An association between semicarbazide-sensitive amine oxidase (SSAO) and cerebral amyloid angiopathy (CAA) related to Alzheimers disease (AD) has been largely postulated. Increased SSAO activity and expression have been detected in cerebrovascular tissue and plasma of AD patients, colocalizing with cerebrovascular amyloid-beta (Aβ) deposits. As an enzyme, SSAO metabolizes primary amines generating hydrogen peroxide, ammonia, and aldehydes. The ability of these products to generate oxidative stress, to enhance the advanced glycation end-product generation, to promote the Aβ aggregation in vitro, and to induce apoptosis supports its role in CAA-related vascular pathology. However, whether the SSAO increase constitutes a cause or it is a consequence of the pathologic process has not been elucidated so far. To set up the nature of this relationship, vascular cell models expressing SSAO were treated with different Aβ forms, simulating the CAA conditions in vitro. It was found that the presence of the vasculotropic Dutch-mutated Aβ1-40 increases (Aβ1-40 D) the SSAO-dependent toxicity, which is accompanied by an increase of SSAO protein availability in endothelial cell membranes. In addition, SSAO enhances Aβ1-40 D and Aβ1-42 deposition on vascular cells by both activity-dependent and -independent mechanisms. Thus, we provide evidences indicating that Aβ itself could be one of the factors inducing SSAO increase in AD, enhancing its toxic effect, and inducing the vascular dysfunction and, in turn, that SSAO stimulates Aβ deposition on the vascular walls, thereby contributing to the CAA-AD progression. Therefore, molecules inhibiting SSAO could provide an alternative treatment for preventing/delaying the progress of CAA-AD-associated vasculopathy.

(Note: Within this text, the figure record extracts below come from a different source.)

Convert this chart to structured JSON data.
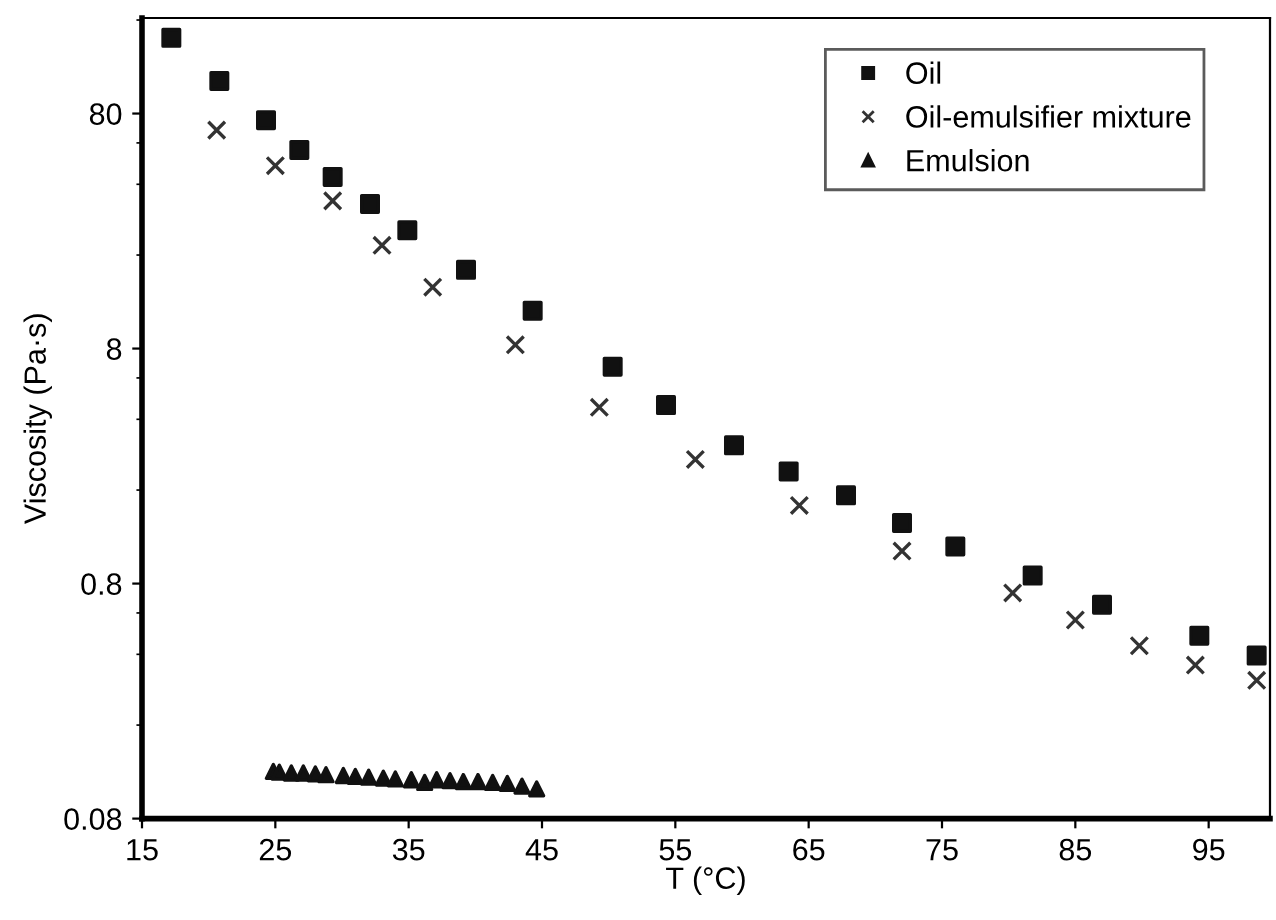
{
  "chart_data": {
    "type": "scatter",
    "xlabel": "T (°C)",
    "ylabel": "Viscosity (Pa·s)",
    "log": "y",
    "xlim": [
      15,
      99.6
    ],
    "ylim": [
      0.08,
      204
    ],
    "xticks": [
      15,
      25,
      35,
      45,
      55,
      65,
      75,
      85,
      95
    ],
    "yticks": [
      0.08,
      0.8,
      8,
      80
    ],
    "grid": false,
    "legend": "top right",
    "series": [
      {
        "name": "Oil",
        "color": "#111111",
        "marker": "square",
        "x": [
          17.2,
          20.8,
          24.3,
          26.8,
          29.3,
          32.1,
          34.9,
          39.3,
          44.3,
          50.3,
          54.3,
          59.4,
          63.5,
          67.8,
          72.0,
          76.0,
          81.8,
          87.0,
          94.3,
          98.6
        ],
        "values": [
          168,
          110,
          75,
          56,
          43,
          33,
          25.5,
          17.3,
          11.6,
          6.7,
          4.6,
          3.1,
          2.4,
          1.9,
          1.45,
          1.15,
          0.865,
          0.65,
          0.48,
          0.395
        ]
      },
      {
        "name": "Oil-emulsifier mixture",
        "color": "#333333",
        "marker": "cross",
        "x": [
          20.6,
          25.0,
          29.3,
          33.0,
          36.8,
          43.0,
          49.3,
          56.5,
          64.3,
          72.0,
          80.3,
          85.0,
          89.8,
          94.0,
          98.6
        ],
        "values": [
          68,
          48,
          34,
          22,
          14.6,
          8.3,
          4.5,
          2.7,
          1.72,
          1.1,
          0.73,
          0.56,
          0.435,
          0.36,
          0.31
        ]
      },
      {
        "name": "Emulsion",
        "color": "#111111",
        "marker": "triangle",
        "x": [
          24.85,
          25.3,
          26.2,
          27.1,
          28.0,
          28.8,
          30.1,
          31.0,
          32.0,
          33.1,
          34.0,
          35.2,
          36.2,
          37.1,
          38.1,
          39.1,
          40.2,
          41.3,
          42.4,
          43.5,
          44.6
        ],
        "values": [
          0.127,
          0.126,
          0.125,
          0.125,
          0.124,
          0.123,
          0.122,
          0.121,
          0.12,
          0.119,
          0.118,
          0.117,
          0.114,
          0.117,
          0.116,
          0.115,
          0.115,
          0.114,
          0.113,
          0.11,
          0.107
        ]
      }
    ]
  }
}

Immunohistochemical study of semicarbazide-sensitive amine oxidase/vascular adhesion protein-1 in the hippocampal vasculature: Pathological synergy of Alzheimer's disease and diabetes mellitus

Semicarbazide‐sensitive amine oxidase/vascular adhesion protein‐1 (SSAO/VAP‐1) is involved in vascular endothelial damage as well as in the vascular degeneration underlying diabetes mellitus and Alzheimers disease (AD). Recent evidence suggests that classic pathological features of AD are more pronounced in diabetic mellitus patients. To investigate the expression and distribution of SSAO/VAP‐1 in the two pathologies, we have performed an immunohistochemical study in human hippocampal vessels of AD, AD with diabetic mellitus (ADD), diabetic mellitus (DM), and nondemented (ND) patients. The present results demonstrate major vessel accumulation of both SSAO/VAP‐1 and amyloid‐β immunolabeling intensity in ADD compared with AD patients. Interestingly, nearly damaged vessels with high levels of SSAO/VAP‐1 also showed increased oxidative damage markers (AGE, RAGE, and SOD‐1) and glial activation (GFAP and HLA). Overall, this work suggests that high vascular SSAO/VAP‐1 levels in human hippocampus may contribute to vascular degeneration, which can explain the severe progression in patients with both pathologies.